Exactly describing Wavves’ sound is kind of hard. On the surface, the basics are apparent: throw in some punk, some tradition rock, maybe a little pop and wrap the whole package with a heavy West Coast vibe.
But all that still doesn’t do their honed-in sound justice. Wavves doesn’t perfectly fit in anywhere, but the one thing you completely understand from their music, especially the latest album V, is that they are aware of the music they wanna make and they make it well.
Wavves has put out seven releases, and it’s fair to say that as the band has made music, their sound has become more and more polished. That has culminated in an album that brings the sound and vibe that has brought Wavves success, but also making an album that is produced exceptionally well.
Lead singer, guitarist and original founder of Wavves, Nathan Williams, is the only member of the group to make it from the band’s earliest days. His progression over time is obvious with each EP and album, and his ability to improve and tweak his music but maintain it’s core is incredible.

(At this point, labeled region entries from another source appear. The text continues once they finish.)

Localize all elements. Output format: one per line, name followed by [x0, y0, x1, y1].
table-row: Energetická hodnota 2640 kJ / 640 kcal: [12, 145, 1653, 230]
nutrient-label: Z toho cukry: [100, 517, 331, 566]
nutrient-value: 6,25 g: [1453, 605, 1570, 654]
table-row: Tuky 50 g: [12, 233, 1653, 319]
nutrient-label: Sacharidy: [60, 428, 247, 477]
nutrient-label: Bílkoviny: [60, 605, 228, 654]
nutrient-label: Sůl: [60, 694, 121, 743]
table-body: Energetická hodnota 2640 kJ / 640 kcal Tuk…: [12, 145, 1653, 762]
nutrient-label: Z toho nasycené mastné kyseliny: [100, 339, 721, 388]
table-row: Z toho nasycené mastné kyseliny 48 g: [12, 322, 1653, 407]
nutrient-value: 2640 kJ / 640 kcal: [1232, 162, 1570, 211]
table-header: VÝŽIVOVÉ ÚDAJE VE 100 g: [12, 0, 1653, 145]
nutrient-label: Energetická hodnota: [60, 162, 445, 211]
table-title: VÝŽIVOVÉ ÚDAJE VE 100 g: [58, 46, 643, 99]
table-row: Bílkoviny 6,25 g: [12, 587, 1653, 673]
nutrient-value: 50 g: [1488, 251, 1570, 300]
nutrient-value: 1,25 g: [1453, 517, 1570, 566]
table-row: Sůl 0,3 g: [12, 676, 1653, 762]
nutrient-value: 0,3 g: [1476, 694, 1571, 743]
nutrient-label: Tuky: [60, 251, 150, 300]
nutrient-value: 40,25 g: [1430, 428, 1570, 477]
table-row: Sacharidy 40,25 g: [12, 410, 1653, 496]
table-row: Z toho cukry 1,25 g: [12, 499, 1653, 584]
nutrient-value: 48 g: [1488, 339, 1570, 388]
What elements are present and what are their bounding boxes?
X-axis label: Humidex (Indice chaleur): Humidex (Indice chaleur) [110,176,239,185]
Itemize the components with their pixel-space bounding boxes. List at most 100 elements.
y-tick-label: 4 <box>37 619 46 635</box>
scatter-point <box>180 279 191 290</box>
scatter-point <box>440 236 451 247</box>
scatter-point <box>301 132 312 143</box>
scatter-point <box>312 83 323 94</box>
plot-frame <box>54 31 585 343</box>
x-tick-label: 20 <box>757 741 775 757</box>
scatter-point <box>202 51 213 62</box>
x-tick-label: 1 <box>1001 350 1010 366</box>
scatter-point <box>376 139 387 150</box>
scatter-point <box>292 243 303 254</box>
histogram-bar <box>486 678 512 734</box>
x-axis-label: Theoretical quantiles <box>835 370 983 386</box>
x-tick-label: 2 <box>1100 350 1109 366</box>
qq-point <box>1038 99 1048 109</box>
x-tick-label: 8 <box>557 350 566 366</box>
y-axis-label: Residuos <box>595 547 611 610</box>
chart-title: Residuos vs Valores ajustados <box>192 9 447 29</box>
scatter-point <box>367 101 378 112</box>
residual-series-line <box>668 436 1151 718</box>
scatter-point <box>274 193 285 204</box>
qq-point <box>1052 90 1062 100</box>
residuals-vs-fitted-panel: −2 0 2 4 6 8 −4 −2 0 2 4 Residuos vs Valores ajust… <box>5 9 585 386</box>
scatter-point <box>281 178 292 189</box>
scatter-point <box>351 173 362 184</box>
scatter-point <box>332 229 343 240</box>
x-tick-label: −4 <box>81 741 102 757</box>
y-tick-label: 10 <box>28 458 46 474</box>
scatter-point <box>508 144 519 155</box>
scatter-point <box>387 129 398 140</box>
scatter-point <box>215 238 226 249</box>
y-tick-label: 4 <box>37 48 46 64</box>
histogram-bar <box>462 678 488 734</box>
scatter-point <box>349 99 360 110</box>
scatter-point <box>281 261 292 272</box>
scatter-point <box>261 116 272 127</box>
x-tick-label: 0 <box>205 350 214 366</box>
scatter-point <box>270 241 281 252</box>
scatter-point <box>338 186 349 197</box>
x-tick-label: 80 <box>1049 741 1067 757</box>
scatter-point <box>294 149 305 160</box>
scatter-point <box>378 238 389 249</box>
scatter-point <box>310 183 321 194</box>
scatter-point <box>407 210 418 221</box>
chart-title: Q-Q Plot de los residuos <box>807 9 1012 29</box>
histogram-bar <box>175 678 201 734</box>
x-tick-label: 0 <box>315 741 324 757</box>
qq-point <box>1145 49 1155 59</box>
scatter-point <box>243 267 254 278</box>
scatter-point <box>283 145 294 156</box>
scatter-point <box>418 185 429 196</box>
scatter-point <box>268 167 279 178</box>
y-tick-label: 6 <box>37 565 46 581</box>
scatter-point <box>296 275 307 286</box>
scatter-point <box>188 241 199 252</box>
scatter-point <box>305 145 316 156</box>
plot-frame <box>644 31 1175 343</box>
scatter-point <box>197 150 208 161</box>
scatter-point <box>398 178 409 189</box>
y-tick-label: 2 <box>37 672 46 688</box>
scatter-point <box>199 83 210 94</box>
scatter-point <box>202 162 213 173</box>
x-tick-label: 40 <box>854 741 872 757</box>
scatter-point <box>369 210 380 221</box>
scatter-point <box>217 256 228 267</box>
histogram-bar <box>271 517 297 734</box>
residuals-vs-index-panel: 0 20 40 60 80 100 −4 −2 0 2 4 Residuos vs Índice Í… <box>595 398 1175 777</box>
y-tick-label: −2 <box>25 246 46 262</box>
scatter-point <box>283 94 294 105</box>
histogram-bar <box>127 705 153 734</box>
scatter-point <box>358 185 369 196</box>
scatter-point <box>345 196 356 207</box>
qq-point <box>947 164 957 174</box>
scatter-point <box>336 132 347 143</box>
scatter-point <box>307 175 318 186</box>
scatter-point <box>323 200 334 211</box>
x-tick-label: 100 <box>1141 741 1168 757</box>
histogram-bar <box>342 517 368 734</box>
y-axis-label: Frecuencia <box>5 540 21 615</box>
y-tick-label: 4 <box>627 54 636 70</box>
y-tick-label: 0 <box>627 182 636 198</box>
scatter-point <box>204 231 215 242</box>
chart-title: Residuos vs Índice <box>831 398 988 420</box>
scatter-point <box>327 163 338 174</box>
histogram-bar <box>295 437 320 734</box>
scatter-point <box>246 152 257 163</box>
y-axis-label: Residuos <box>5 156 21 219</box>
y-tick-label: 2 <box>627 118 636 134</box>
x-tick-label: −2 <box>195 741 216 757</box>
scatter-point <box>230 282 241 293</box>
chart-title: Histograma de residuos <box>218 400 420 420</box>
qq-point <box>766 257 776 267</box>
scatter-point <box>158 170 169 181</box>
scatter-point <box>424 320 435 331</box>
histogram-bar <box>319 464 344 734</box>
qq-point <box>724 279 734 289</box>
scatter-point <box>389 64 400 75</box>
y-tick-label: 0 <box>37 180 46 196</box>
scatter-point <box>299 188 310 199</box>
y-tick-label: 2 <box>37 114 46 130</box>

It’s a weird phrase, but V is a masterpiece of an album, mostly because it doesn’t sound like it’s trying too hard even though it was obviously crafted with care and attention to the details.
V’s aesthetic is maintained throughout the 31-minute album, but it’s varied enough in sound and style to keep a theme but not seem lazy or one-dimensional.
Whether it’s Williams’ wails in “My Head Hurts” and “Redhead” or the incredibly melodic “Flamezesz” and “Way Too Much,” Williams and the group nail their sound and are able to expand on each track without leaving the general ballpark of the album’s theme.
It’s obviously not a requirement to have a thematically centered album, but it’s a plus. V maintains its identity as a complete work and allows a greater appreciation of what the artist is able to package and combine to provide a layered piece.
Wavves has done that to a tee in V. It’s not organized in terms of sound or story or content, but it is so easy to notice that each of these songs are coming from the same album. The sound stands out among the rest of Wavves’ records.
The single “Pony” is the standout among the album. Wavves doesn’t sacrifice any sound or aesthetic, but “Pony” is one of the few songs in Wavves’ entire discography that does Williams’ voice justice. It properly shows his range and style, but doesn’t come off as overbearing.
V is very possibly my album of 2015. Tame Impala’s Currents also comes to mind, but that’s for different reasons. V, to it’s core, is enjoyable from start-to-finish like Currents, but it has way more fun while maintaining polish and theme.
This is an easy 5 star album, and may be perfect as I continue to listen to it. This is another step forward for Wavves, both in quality and in a progression of sound.